Comment by xfalcox

Comment by xfalcox 11 hours ago

3 replies

In Discourse embeddings power:

- Related Topics, a list of topics to read next, which uses embeddings of the current topic as the key to search for similar ones

- Suggesting tags and categories when composing a new topic

- Augmented search

- RAG for uploaded files

nextaccountic 5 hours ago

what does the rag for uploaded files do in discourse?

also, when i run a discourse search does it really do both a regular keyword search and a vector search? how do you combine results?

does all discourse instances have those features? for example, internals.rust-lang.org, do they use pgvector?

  • xfalcox 30 minutes ago

    > what does the rag for uploaded files do in discourse?

    You can upload files that will act as RAG files for an AI bot. The bot can also have access to forum content, plus the ability to run tools in our sandboxed JS environment, making it possible for Discourse to host AI bots.

    > also, when i run a discourse search does it really do both a regular keyword search and a vector search? how do you combine results?

    Yes, it does both.

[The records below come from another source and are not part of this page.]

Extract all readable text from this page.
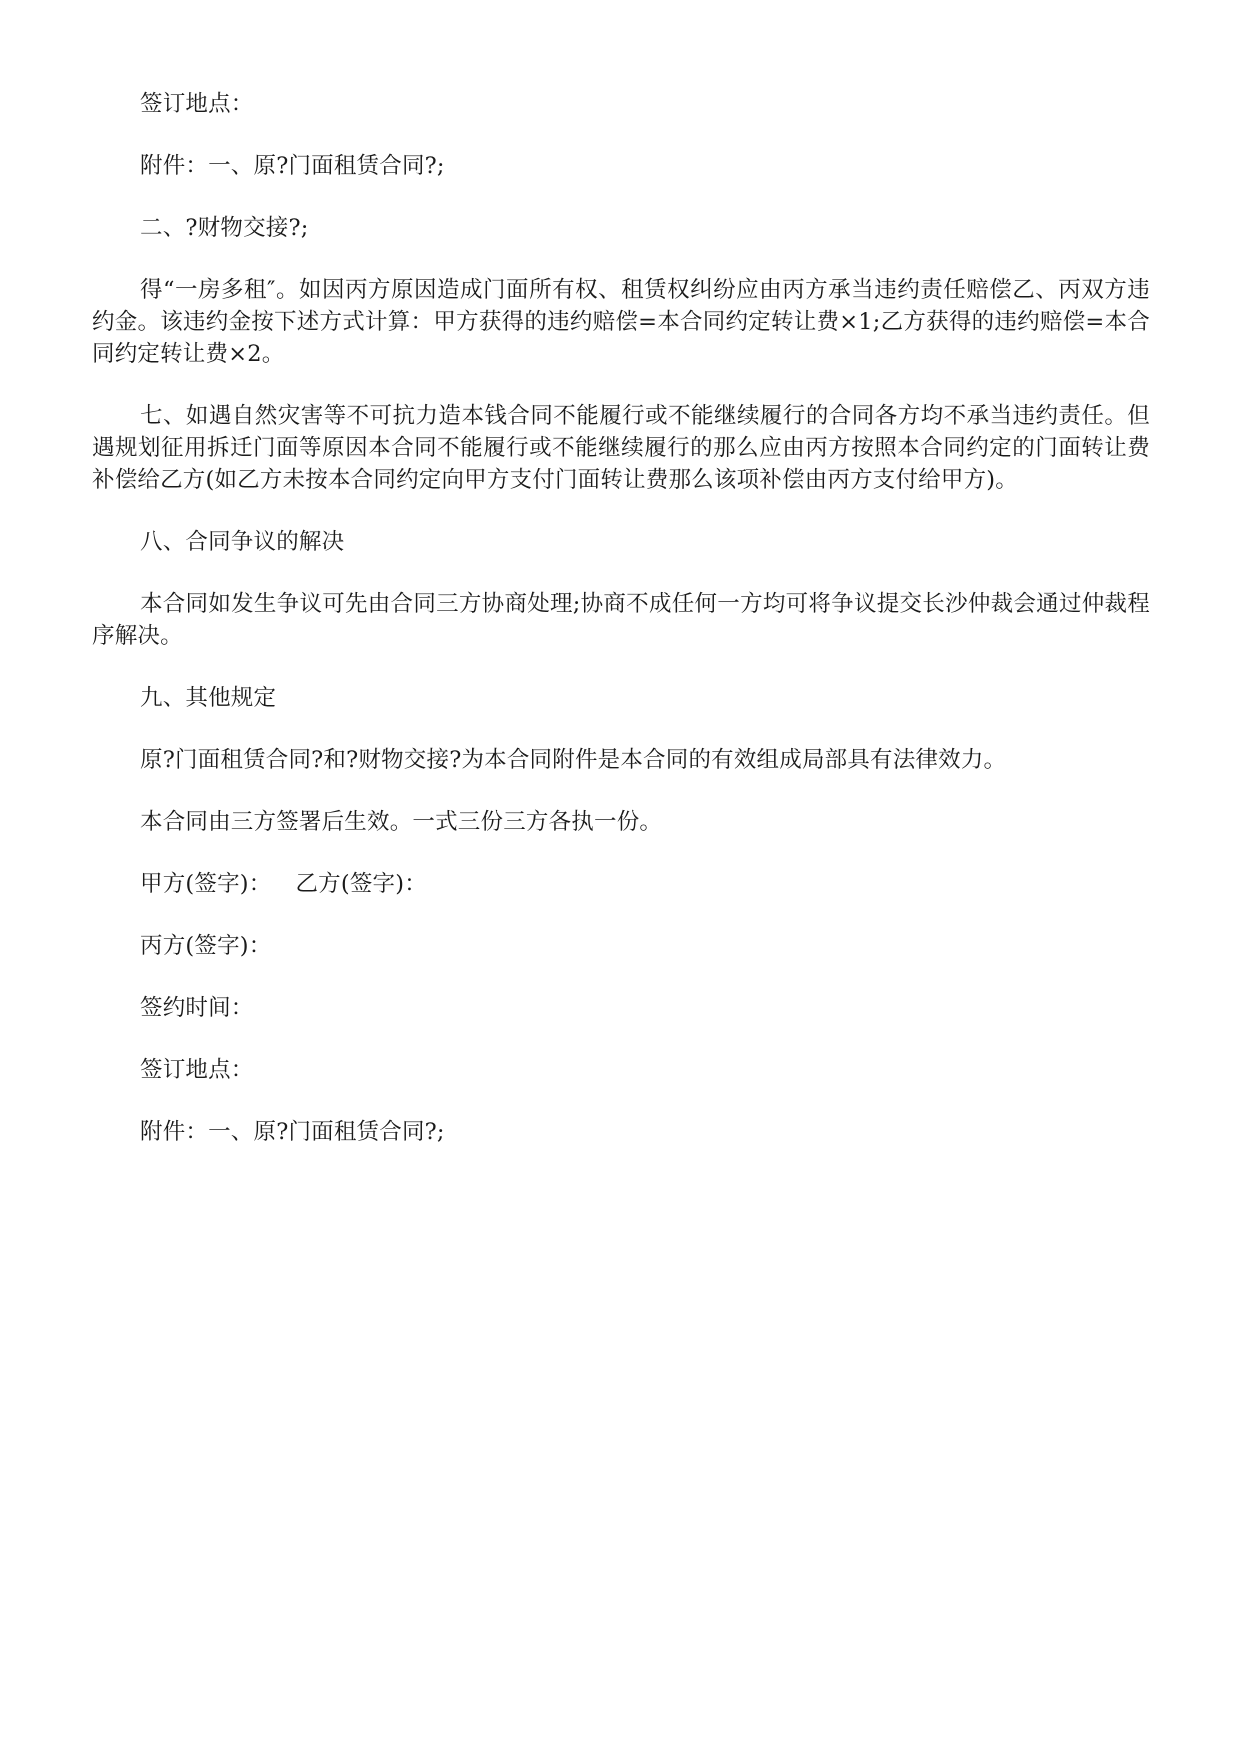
签订地点：

附件：一、原?门面租赁合同?;

二、?财物交接?;

得“一房多租″。如因丙方原因造成门面所有权、租赁权纠纷应由丙方承当违约责任赔偿乙、丙双方违约金。该违约金按下述方式计算：甲方获得的违约赔偿=本合同约定转让费×1;乙方获得的违约赔偿=本合同约定转让费×2。

七、如遇自然灾害等不可抗力造本钱合同不能履行或不能继续履行的合同各方均不承当违约责任。但遇规划征用拆迁门面等原因本合同不能履行或不能继续履行的那么应由丙方按照本合同约定的门面转让费补偿给乙方(如乙方未按本合同约定向甲方支付门面转让费那么该项补偿由丙方支付给甲方)。

八、合同争议的解决

本合同如发生争议可先由合同三方协商处理;协商不成任何一方均可将争议提交长沙仲裁会通过仲裁程序解决。

九、其他规定

原?门面租赁合同?和?财物交接?为本合同附件是本合同的有效组成局部具有法律效力。

本合同由三方签署后生效。一式三份三方各执一份。

甲方(签字)： 乙方(签字)：

丙方(签字)：

签约时间：

签订地点：

附件：一、原?门面租赁合同?;
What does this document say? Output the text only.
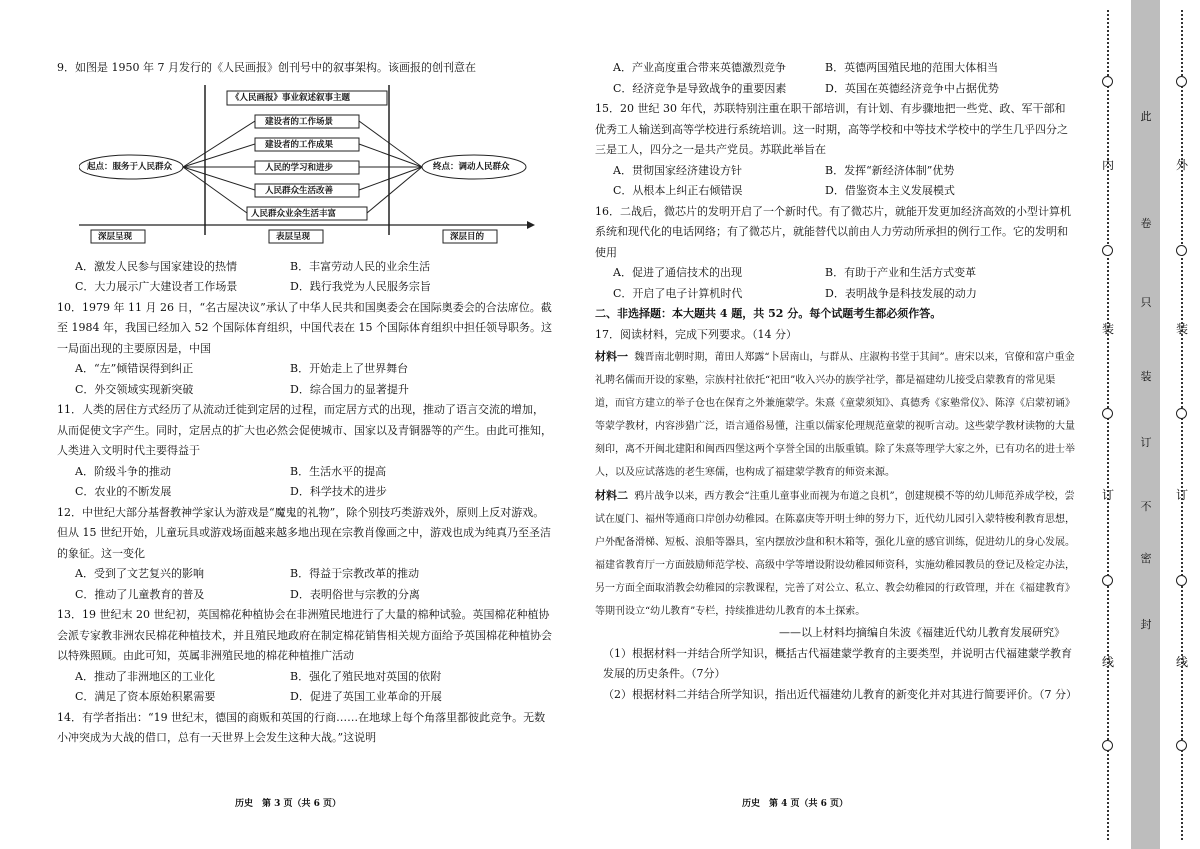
9．如图是 1950 年 7 月发行的《人民画报》创刊号中的叙事架构。该画报的创刊意在
《人民画报》事业叙述叙事主题
建设者的工作场景
建设者的工作成果
人民的学习和进步
人民群众生活改善
人民群众业余生活丰富
起点：服务于人民群众	终点：调动人民群众
深层呈现	表层呈现	深层目的
A．激发人民参与国家建设的热情	B．丰富劳动人民的业余生活
C．大力展示广大建设者工作场景	D．践行我党为人民服务宗旨
10．1979 年 11 月 26 日，“名古屋决议”承认了中华人民共和国奥委会在国际奥委会的合法席位。截至 1984 年，我国已经加入 52 个国际体育组织，中国代表在 15 个国际体育组织中担任领导职务。这一局面出现的主要原因是，中国
A．“左”倾错误得到纠正	B．开始走上了世界舞台
C．外交领域实现新突破	D．综合国力的显著提升
11．人类的居住方式经历了从流动迁徙到定居的过程，而定居方式的出现，推动了语言交流的增加，从而促使文字产生。同时，定居点的扩大也必然会促使城市、国家以及青铜器等的产生。由此可推知，人类进入文明时代主要得益于
A．阶级斗争的推动	B．生活水平的提高
C．农业的不断发展	D．科学技术的进步
12．中世纪大部分基督教神学家认为游戏是“魔鬼的礼物”，除个别技巧类游戏外，原则上反对游戏。但从 15 世纪开始，儿童玩具或游戏场面越来越多地出现在宗教肖像画之中，游戏也成为纯真乃至圣洁的象征。这一变化
A．受到了文艺复兴的影响	B．得益于宗教改革的推动
C．推动了儿童教育的普及	D．表明俗世与宗教的分离
13．19 世纪末 20 世纪初，英国棉花种植协会在非洲殖民地进行了大量的棉种试验。英国棉花种植协会派专家教非洲农民棉花种植技术，并且殖民地政府在制定棉花销售相关规方面给予英国棉花种植协会以特殊照顾。由此可知，英属非洲殖民地的棉花种植推广活动
A．推动了非洲地区的工业化	B．强化了殖民地对英国的依附
C．满足了资本原始积累需要	D．促进了英国工业革命的开展
14．有学者指出：“19 世纪末，德国的商贩和英国的行商……在地球上每个角落里都彼此竞争。无数小冲突成为大战的借口，总有一天世界上会发生这种大战。”这说明
历史　第 3 页（共 6 页）
A．产业高度重合带来英德激烈竞争	B．英德两国殖民地的范围大体相当
C．经济竞争是导致战争的重要因素	D．英国在英德经济竞争中占据优势
15．20 世纪 30 年代，苏联特别注重在职干部培训，有计划、有步骤地把一些党、政、军干部和优秀工人输送到高等学校进行系统培训。这一时期，高等学校和中等技术学校中的学生几乎四分之三是工人，四分之一是共产党员。苏联此举旨在
A．贯彻国家经济建设方针	B．发挥“新经济体制”优势
C．从根本上纠正右倾错误	D．借鉴资本主义发展模式
16．二战后，微芯片的发明开启了一个新时代。有了微芯片，就能开发更加经济高效的小型计算机系统和现代化的电话网络；有了微芯片，就能替代以前由人力劳动所承担的例行工作。它的发明和使用
A．促进了通信技术的出现	B．有助于产业和生活方式变革
C．开启了电子计算机时代	D．表明战争是科技发展的动力
二、非选择题：本大题共 4 题，共 52 分。每个试题考生都必须作答。
17．阅读材料，完成下列要求。（14 分）
材料一 魏晋南北朝时期，莆田人郑露“卜居南山，与群从、庄淑构书堂于其间”。唐宋以来，官僚和富户重金礼聘名儒而开设的家塾，宗族村社依托“祀田”收入兴办的族学社学，都是福建幼儿接受启蒙教育的常见渠道，而官方建立的举子仓也在保育之外兼施蒙学。朱熹《童蒙须知》、真德秀《家塾常仪》、陈淳《启蒙初诵》等蒙学教材，内容涉猎广泛，语言通俗易懂，注重以儒家伦理规范童蒙的视听言动。这些蒙学教材读物的大量刻印，离不开闽北建阳和闽西四堡这两个享誉全国的出版重镇。除了朱熹等理学大家之外，已有功名的进士举人，以及应试落选的老生寒儒，也构成了福建蒙学教育的师资来源。
材料二 鸦片战争以来，西方教会“注重儿童事业而视为布道之良机”，创建规模不等的幼儿师范养成学校，尝试在厦门、福州等通商口岸创办幼稚园。在陈嘉庚等开明士绅的努力下，近代幼儿园引入蒙特梭利教育思想，户外配备滑梯、短板、浪船等器具，室内摆放沙盘和积木箱等，强化儿童的感官训练，促进幼儿的身心发展。福建省教育厅一方面鼓励师范学校、高级中学等增设附设幼稚园师资科，实施幼稚园教员的登记及检定办法，另一方面全面取消教会幼稚园的宗教课程，完善了对公立、私立、教会幼稚园的行政管理，并在《福建教育》等期刊设立“幼儿教育”专栏，持续推进幼儿教育的本土探索。
——以上材料均摘编自朱波《福建近代幼儿教育发展研究》
（1）根据材料一并结合所学知识，概括古代福建蒙学教育的主要类型，并说明古代福建蒙学教育发展的历史条件。（7分）
（2）根据材料二并结合所学知识，指出近代福建幼儿教育的新变化并对其进行简要评价。（7 分）
历史　第 4 页（共 6 页）
内
装
订
线
此
卷
只
装
订
不
密
封
外
装
订
线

In the full page search it does keyword first, then vector asynchronously, which can be toggled by the user in the UI. It's auto toggled when keyword has zero results now. Results are combined using reciprocal rank fusion.

    In the quick header search we simply append vector search to keyword search results when keyword returns less than 4 results.

    > does all discourse instances have those features? for example, internals.rust-lang.org, do they use pgvector?

    Yes, all use PGvector. In our hosting all instances default to having the vector features enabled, we run embeddings using https://github.com/huggingface/text-embeddings-inference

dpflan 8 hours ago

Thanks for the details. Also, always appreciated Discord's engineering blog posts. Lots of interesting stories, and nice to see a company discuss using Elixir at scale.